File with Hellinger distance test statistics
Again the headers describe the column contents. In this case the results are not based on
pairs and therefore the values are filled with 0. Test statistics are again calculated for
ALL individuals, MALES only, and FEMALES only.
File with Case-Control Quasi Likelhood test statistics
Again the headers describe the column contents. In this case the results are not based on
pairs and therefore the values are filled with 0. Test statistics are again calculated for
ALL individuals, MALES only, and FEMALES only. The difference with the
implementation of Bourgain et al. (2003) is that here we used gene dropping to determine
the significance. Bourgain used asymptotic properties of the test statistic.
stop and go file
When the program start it will write a small file with the name specified in line 15 that
contains the word “go”. If you want the program to come to a gentle stop replace the
word “go” in this file with “stop” and save the file. The program should then stop in a
nice fashion so that you can pick up where you stopped and finish calculations.
First and Last Chromosome
The program was initially written to deal with a genome wide scan. If you only have a
limited number of markers you can put them all on a fictitious chromosome 1 and then
enter 1 1 on this line.
First and Last Marker
If you want to analyze specific markers you can give a specific range. If you enter -1 and
10000 it will analyze all markers on the chromosomes.
True sex linked markers.
This is easiest explained by an example. Assume that on X you have 30 markers and the
first 5 and last 2 act as pseudo-autosomes. The values to enter on this line are 5 2. If
only the first 5 act as pseudo-autosomes enter 3 0. If there are no pseudo autosomal
markers on X, enter 0 0.
Reduce pedigree
In many cases you can greatly reduce the computational burden of the program when you
only include individuals that are of importance in calculating the test statistic. These are
referred to as essential individuals and they include any individual that is either
genotyped and all individuals that are on a pedigree path connecting individuals with
genotypes. If you specify complete (recommended) it will reduce the pedigree to only
these essential individuals. If you specify partial, it will also make sure that all
individuals have 2 known parents (similar to --trim in Merlin). If you specify no, it will
use the pedigree as is. The results for the 3 options are the same except for variations due
to the random process of the gene drop to calculate the significance.

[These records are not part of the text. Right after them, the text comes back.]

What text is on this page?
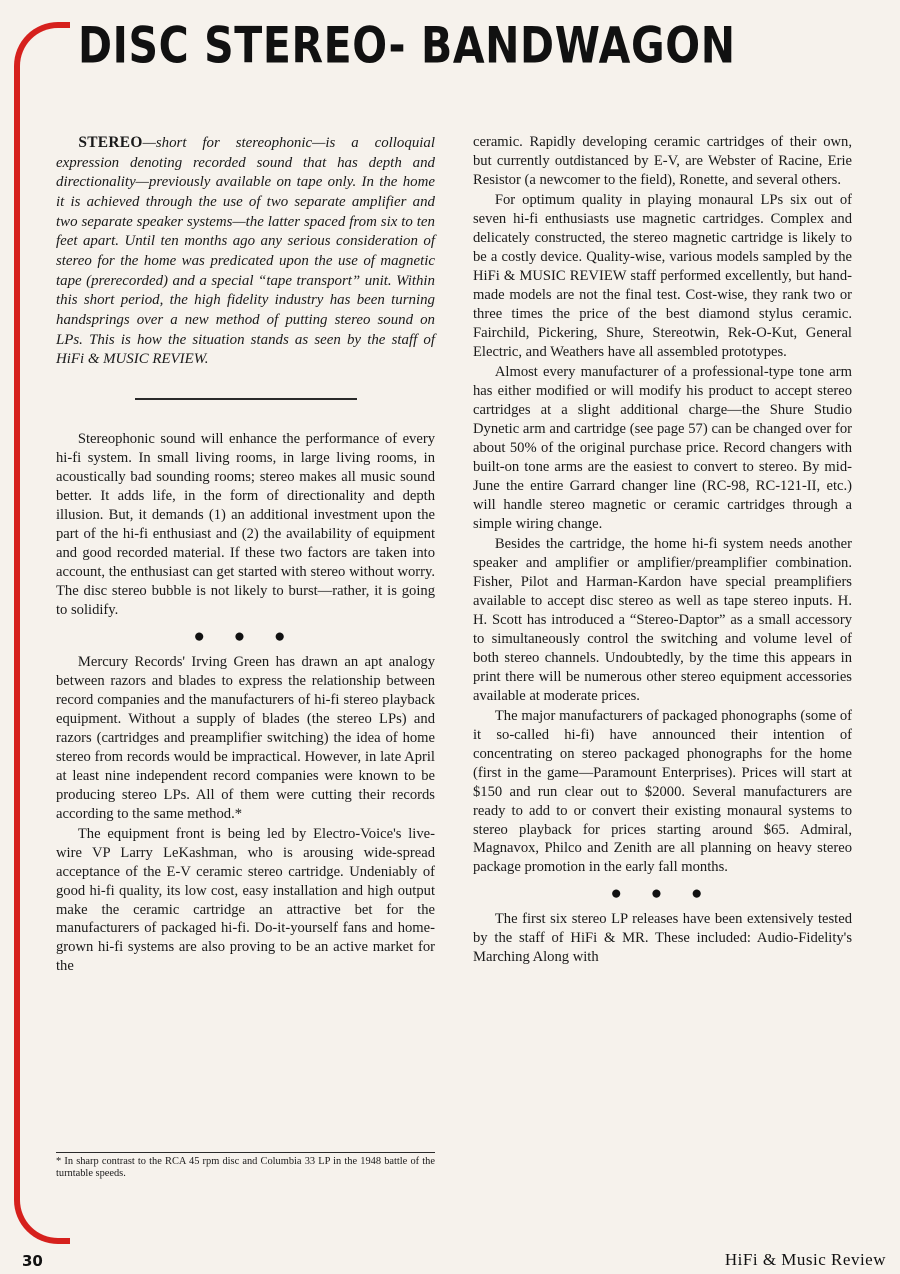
DISC STEREO- BANDWAGON

STEREO—short for stereophonic—is a colloquial expression denoting recorded sound that has depth and directionality—previously available on tape only. In the home it is achieved through the use of two separate amplifier and two separate speaker systems—the latter spaced from six to ten feet apart. Until ten months ago any serious consideration of stereo for the home was predicated upon the use of magnetic tape (prerecorded) and a special “tape transport” unit. Within this short period, the high fidelity industry has been turning handsprings over a new method of putting stereo sound on LPs. This is how the situation stands as seen by the staff of HiFi & MUSIC REVIEW.

Stereophonic sound will enhance the performance of every hi-fi system. In small living rooms, in large living rooms, in acoustically bad sounding rooms; stereo makes all music sound better. It adds life, in the form of directionality and depth illusion. But, it demands (1) an additional investment upon the part of the hi-fi enthusiast and (2) the availability of equipment and good recorded material. If these two factors are taken into account, the enthusiast can get started with stereo without worry. The disc stereo bubble is not likely to burst—rather, it is going to solidify.

● ● ●

Mercury Records' Irving Green has drawn an apt analogy between razors and blades to express the relationship between record companies and the manufacturers of hi-fi stereo playback equipment. Without a supply of blades (the stereo LPs) and razors (cartridges and preamplifier switching) the idea of home stereo from records would be impractical. However, in late April at least nine independent record companies were known to be producing stereo LPs. All of them were cutting their records according to the same method.*

The equipment front is being led by Electro-Voice's live-wire VP Larry LeKashman, who is arousing wide-spread acceptance of the E-V ceramic stereo cartridge. Undeniably of good hi-fi quality, its low cost, easy installation and high output make the ceramic cartridge an attractive bet for the manufacturers of packaged hi-fi. Do-it-yourself fans and home-grown hi-fi systems are also proving to be an active market for the

ceramic. Rapidly developing ceramic cartridges of their own, but currently outdistanced by E-V, are Webster of Racine, Erie Resistor (a newcomer to the field), Ronette, and several others.

For optimum quality in playing monaural LPs six out of seven hi-fi enthusiasts use magnetic cartridges. Complex and delicately constructed, the stereo magnetic cartridge is likely to be a costly device. Quality-wise, various models sampled by the HiFi & MUSIC REVIEW staff performed excellently, but hand-made models are not the final test. Cost-wise, they rank two or three times the price of the best diamond stylus ceramic. Fairchild, Pickering, Shure, Stereotwin, Rek-O-Kut, General Electric, and Weathers have all assembled prototypes.

Almost every manufacturer of a professional-type tone arm has either modified or will modify his product to accept stereo cartridges at a slight additional charge—the Shure Studio Dynetic arm and cartridge (see page 57) can be changed over for about 50% of the original purchase price. Record changers with built-on tone arms are the easiest to convert to stereo. By mid-June the entire Garrard changer line (RC-98, RC-121-II, etc.) will handle stereo magnetic or ceramic cartridges through a simple wiring change.

Besides the cartridge, the home hi-fi system needs another speaker and amplifier or amplifier/preamplifier combination. Fisher, Pilot and Harman-Kardon have special preamplifiers available to accept disc stereo as well as tape stereo inputs. H. H. Scott has introduced a “Stereo-Daptor” as a small accessory to simultaneously control the switching and volume level of both stereo channels. Undoubtedly, by the time this appears in print there will be numerous other stereo equipment accessories available at moderate prices.

The major manufacturers of packaged phonographs (some of it so-called hi-fi) have announced their intention of concentrating on stereo packaged phonographs for the home (first in the game—Paramount Enterprises). Prices will start at $150 and run clear out to $2000. Several manufacturers are ready to add to or convert their existing monaural systems to stereo playback for prices starting around $65. Admiral, Magnavox, Philco and Zenith are all planning on heavy stereo package promotion in the early fall months.

● ● ●

The first six stereo LP releases have been extensively tested by the staff of HiFi & MR. These included: Audio-Fidelity's Marching Along with

* In sharp contrast to the RCA 45 rpm disc and Columbia 33 LP in the 1948 battle of the turntable speeds.
30	HiFi & Music Review
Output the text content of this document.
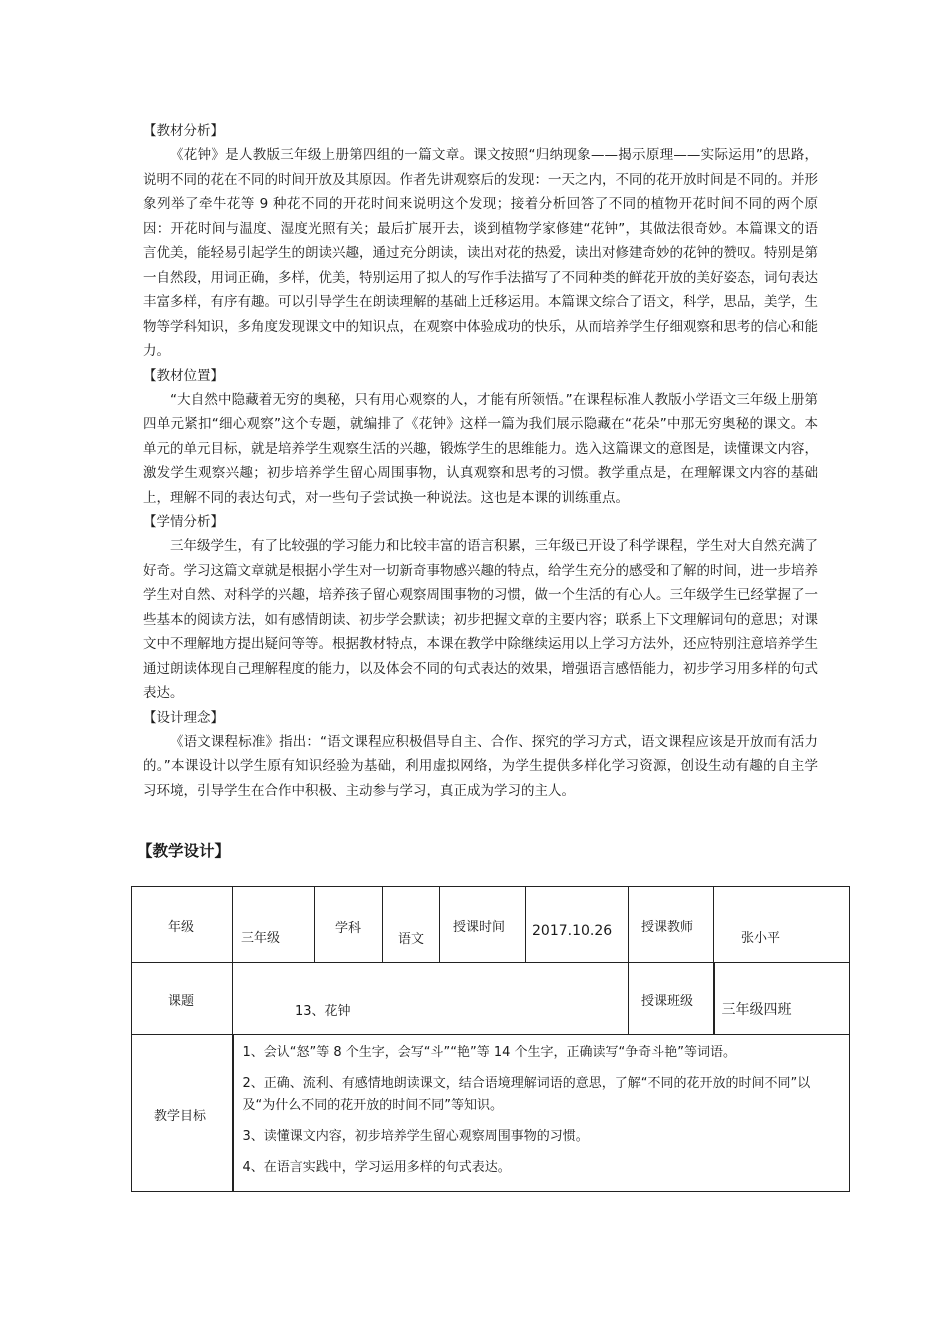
【教材分析】

《花钟》是人教版三年级上册第四组的一篇文章。课文按照“归纳现象——揭示原理——实际运用”的思路，说明不同的花在不同的时间开放及其原因。作者先讲观察后的发现：一天之内，不同的花开放时间是不同的。并形象列举了牵牛花等 9 种花不同的开花时间来说明这个发现；接着分析回答了不同的植物开花时间不同的两个原因：开花时间与温度、湿度光照有关；最后扩展开去，谈到植物学家修建“花钟”，其做法很奇妙。本篇课文的语言优美，能轻易引起学生的朗读兴趣，通过充分朗读，读出对花的热爱，读出对修建奇妙的花钟的赞叹。特别是第一自然段，用词正确，多样，优美，特别运用了拟人的写作手法描写了不同种类的鲜花开放的美好姿态，词句表达丰富多样，有序有趣。可以引导学生在朗读理解的基础上迁移运用。本篇课文综合了语文，科学，思品，美学，生物等学科知识，多角度发现课文中的知识点，在观察中体验成功的快乐，从而培养学生仔细观察和思考的信心和能力。

【教材位置】

“大自然中隐藏着无穷的奥秘，只有用心观察的人，才能有所领悟。”在课程标准人教版小学语文三年级上册第四单元紧扣“细心观察”这个专题，就编排了《花钟》这样一篇为我们展示隐藏在“花朵”中那无穷奥秘的课文。本单元的单元目标，就是培养学生观察生活的兴趣，锻炼学生的思维能力。选入这篇课文的意图是，读懂课文内容，激发学生观察兴趣；初步培养学生留心周围事物，认真观察和思考的习惯。教学重点是，在理解课文内容的基础上，理解不同的表达句式，对一些句子尝试换一种说法。这也是本课的训练重点。

【学情分析】

三年级学生，有了比较强的学习能力和比较丰富的语言积累，三年级已开设了科学课程，学生对大自然充满了好奇。学习这篇文章就是根据小学生对一切新奇事物感兴趣的特点，给学生充分的感受和了解的时间，进一步培养学生对自然、对科学的兴趣，培养孩子留心观察周围事物的习惯，做一个生活的有心人。三年级学生已经掌握了一些基本的阅读方法，如有感情朗读、初步学会默读；初步把握文章的主要内容；联系上下文理解词句的意思；对课文中不理解地方提出疑问等等。根据教材特点，本课在教学中除继续运用以上学习方法外，还应特别注意培养学生通过朗读体现自己理解程度的能力，以及体会不同的句式表达的效果，增强语言感悟能力，初步学习用多样的句式表达。

【设计理念】

《语文课程标准》指出：“语文课程应积极倡导自主、合作、探究的学习方式，语文课程应该是开放而有活力的。”本课设计以学生原有知识经验为基础，利用虚拟网络，为学生提供多样化学习资源，创设生动有趣的自主学习环境，引导学生在合作中积极、主动参与学习，真正成为学习的主人。

【教学设计】
年级	三年级	学科	语文	授课时间	2017.10.26	授课教师	张小平

课题	13、花钟					授课班级	三年级四班

教学目标	1、会认“怒”等 8 个生字，会写“斗”“艳”等 14 个生字，正确读写“争奇斗艳”等词语。

2、正确、流利、有感情地朗读课文，结合语境理解词语的意思，了解“不同的花开放的时间不同”以及“为什么不同的花开放的时间不同”等知识。

3、读懂课文内容，初步培养学生留心观察周围事物的习惯。

4、在语言实践中，学习运用多样的句式表达。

Number of different IBD probabilities
The most intensive part of the program deals with determining the expected matching.
Calculations are greatly reduced if you limit yourself to all unique IBD probabilities. It is
hard to say how many there are before you start. The number to use depends on the
complexity of the pedigrees and the number of individuals. We have started the program
usually with 5000.
P-value at which to stop
To save computing time you can specify that you want to stop iterations if all of the test
statistics that you are interested in can no longer achieve this preset value. In other words
if it is apparent during the iterations that a p-value smaller than the one specified in this
line can no longer be reached for any of the test statistic, the program starts processing
the next marker.
Allele frequency estimation method
Here you have two options mcpeek or naïve. The naïve method does a simple allele
count on all individuals of interest. The mcpeek method use best linear unbiased
estimation to determine the allele frequencies in the founders. It takes into account
relationships among individuals (McPeek et al, 2004). In cases of simple population
sample with all unrelated individuals the two methods give the same results. In all other
cases the mcpeek method is more accurate.